Passione di Cristo e del discepolo

“Tu m’hé mmiso int’e vene nu veleno ch’è doce, nun me pesa sta croce ca trascino pe’ te” (Mi hai messo nelle vene un dolce veleno, non mi pesa questa croce che trascino per te).
M’è venuto in mente questo noto ritornello della bellissima canzone napoletana “Passione”, mentre cercavo di ricomprendere il cuore del mistero pasquale, liberandolo dall’enorme ciarpame di vuoto devozionismo, di masochismo, di commiserazione e di sensi di colpa, con cui tanti, in questi giorni,  si avvicinano alla Passione, Morte e Resurrezione di Gesù.

Il testo, che ovviamente si riferisce all’esperienza di due innamorati, collega la passione d’amore alla sofferenza. La passione d’amore è definita un “veleno dolce” che penetra nelle vene e che è causa “croce”, sopportata volentieri guardando alla persona amata.

Mi pare che questo testo ci offra una bella chiave di lettura per comprendere il mistero della Pasqua cristiana, dando al termine “passione” un significato attivo e non passivo. In altri termini, non è  corretto intendere la “passione di Gesù” soltanto come “subire dei patimenti” ad opera di persone malvagie e caso mai per decreto divino (?!). La fede della Chiesa ci dice, infatti, che egli accettò volontariamente le sofferenze e la morte di croce, cioè vi andò incontro consapevolmente, considerandole come via necessaria per compiere  la missione affidatagli dal Padre, cioè quella di riscattare l’umanità dal male, dalla infelicità e dalla morte, che la privano dalla bellezza del vivere. Un esempio che illustra bene la scelta di Gesù, è quello di una madre in procinto di partorire cui annunciano che l’esito del parto potrebbe comportare la sua morte e che deliberatamente accetta anche di morire, purché il figlio venga alla luce e viva.

Allora penso che il termine “passione” dei racconti evangelici vada inteso soprattutto nel senso dell’ “appassionarsi” per amore. Parafrasando il testo della canzone, proprio perché “aveva nella vene” una amore grande per i fratelli, questa scelta è diventata per Gesù “veleno dolce” che porta alla croce che accetta di “trascinare” perché, come il Padre, è appassionato alla causa dei fratelli da salvare dalla banalità del vivere, dalla umiliazione e dalla morte. Questo ci suggerisce l’espressione del Vangelo di Giovanni: “Dio ha tanto amato il mondo da dare il suo Figlio unigenito, perché chiunque crede in lui abbia la vita eterna?” (Gv 3,16), che abbiamo letta nella IV domenica di Quaresima.
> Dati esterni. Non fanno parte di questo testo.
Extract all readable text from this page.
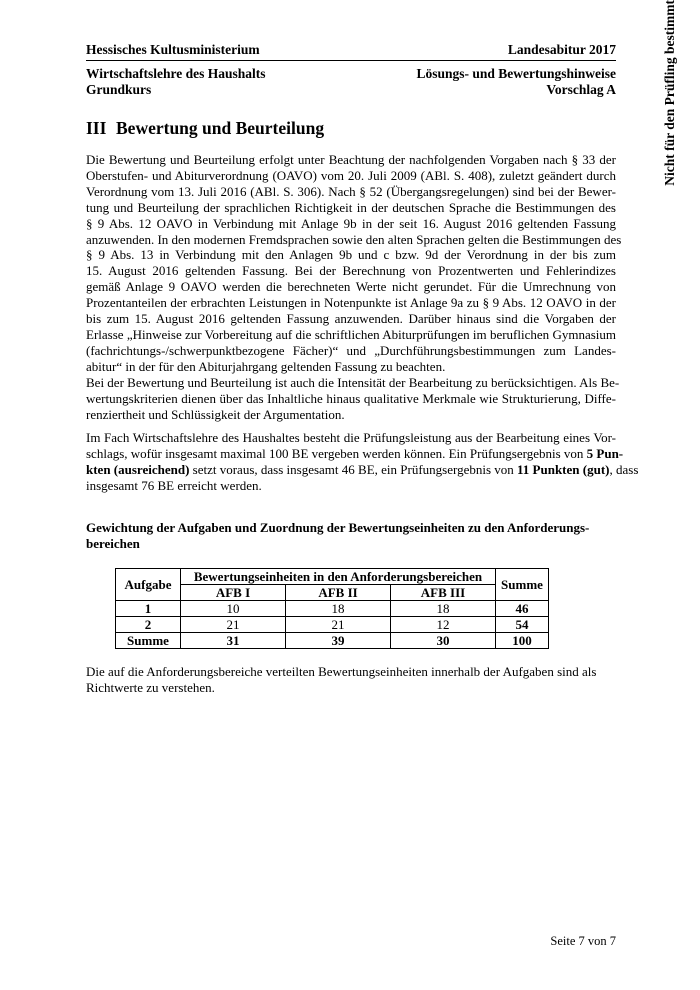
Hessisches Kultusministerium	Landesabitur 2017
Wirtschaftslehre des Haushalts	Lösungs- und Bewertungshinweise
Grundkurs	Vorschlag A	Nicht für den Prüfling bestimmt
III Bewertung und Beurteilung
Die Bewertung und Beurteilung erfolgt unter Beachtung der nachfolgenden Vorgaben nach § 33 der
Oberstufen- und Abiturverordnung (OAVO) vom 20. Juli 2009 (ABl. S. 408), zuletzt geändert durch
Verordnung vom 13. Juli 2016 (ABl. S. 306). Nach § 52 (Übergangsregelungen) sind bei der Bewer-
tung und Beurteilung der sprachlichen Richtigkeit in der deutschen Sprache die Bestimmungen des
§ 9 Abs. 12 OAVO in Verbindung mit Anlage 9b in der seit 16. August 2016 geltenden Fassung
anzuwenden. In den modernen Fremdsprachen sowie den alten Sprachen gelten die Bestimmungen des
§ 9 Abs. 13 in Verbindung mit den Anlagen 9b und c bzw. 9d der Verordnung in der bis zum
15. August 2016 geltenden Fassung. Bei der Berechnung von Prozentwerten und Fehlerindizes
gemäß Anlage 9 OAVO werden die berechneten Werte nicht gerundet. Für die Umrechnung von
Prozentanteilen der erbrachten Leistungen in Notenpunkte ist Anlage 9a zu § 9 Abs. 12 OAVO in der
bis zum 15. August 2016 geltenden Fassung anzuwenden. Darüber hinaus sind die Vorgaben der
Erlasse „Hinweise zur Vorbereitung auf die schriftlichen Abiturprüfungen im beruflichen Gymnasium
(fachrichtungs-/schwerpunktbezogene Fächer)“ und „Durchführungsbestimmungen zum Landes-
abitur“ in der für den Abiturjahrgang geltenden Fassung zu beachten.
Bei der Bewertung und Beurteilung ist auch die Intensität der Bearbeitung zu berücksichtigen. Als Be-
wertungskriterien dienen über das Inhaltliche hinaus qualitative Merkmale wie Strukturierung, Diffe-
renziertheit und Schlüssigkeit der Argumentation.
Im Fach Wirtschaftslehre des Haushaltes besteht die Prüfungsleistung aus der Bearbeitung eines Vor-
schlags, wofür insgesamt maximal 100 BE vergeben werden können. Ein Prüfungsergebnis von 5 Pun-
kten (ausreichend) setzt voraus, dass insgesamt 46 BE, ein Prüfungsergebnis von 11 Punkten (gut), dass
insgesamt 76 BE erreicht werden.
Gewichtung der Aufgaben und Zuordnung der Bewertungseinheiten zu den Anforderungs-bereichen
Aufgabe	Bewertungseinheiten in den Anforderungsbereichen			Summe
	AFB I	AFB II	AFB III	
1	10	18	18	46
2	21	21	12	54
Summe	31	39	30	100
Die auf die Anforderungsbereiche verteilten Bewertungseinheiten innerhalb der Aufgaben sind als
Richtwerte zu verstehen.
Seite 7 von 7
Se le cose stanno così, perché celebriamo il Venerdì santo, con l’intensa liturgia della Passione del Signore e le commoventi processioni di Gesù morto? Non certo per compatire e commiserare Gesù (non ne ha bisogno!), per esecrare i suoi carnefici o per suscitare in noi paura di castighi e sensi di colpa, ma per imparare ad appassionarci alla medesima causa di Gesù e diventare, come Lui, fonte di vita per i fratelli, anche se questo comporta la sofferenza e persino il morire, nella certezza che, come ci insegna Gesù,  è vero uomo non chi tiene la vita per sé ma chi la dona appassionandosi agli altri.

La liturgia, infatti,  ci propone la contemplazione del Crocifisso, non per indurci a forme di masochismo o per suscitare in noi terribili sensi si colpa che azzerano la nostra gioia di vivere, ma per invitarci ad imitare il suo condividere la passione del Padre per l’umanità, vivendo la vita come un dono e appassionandoci con coraggio e con tenerezza ad ogni vicenda umana perché non si perda, ma si realizzi pienamente.

È questo il senso della Pasqua, che celebriamo nei riti per far nascere nel nostro cuore la stessa passione che ha portato Gesù, il vero uomo, a donare la sua vita per i fratelli.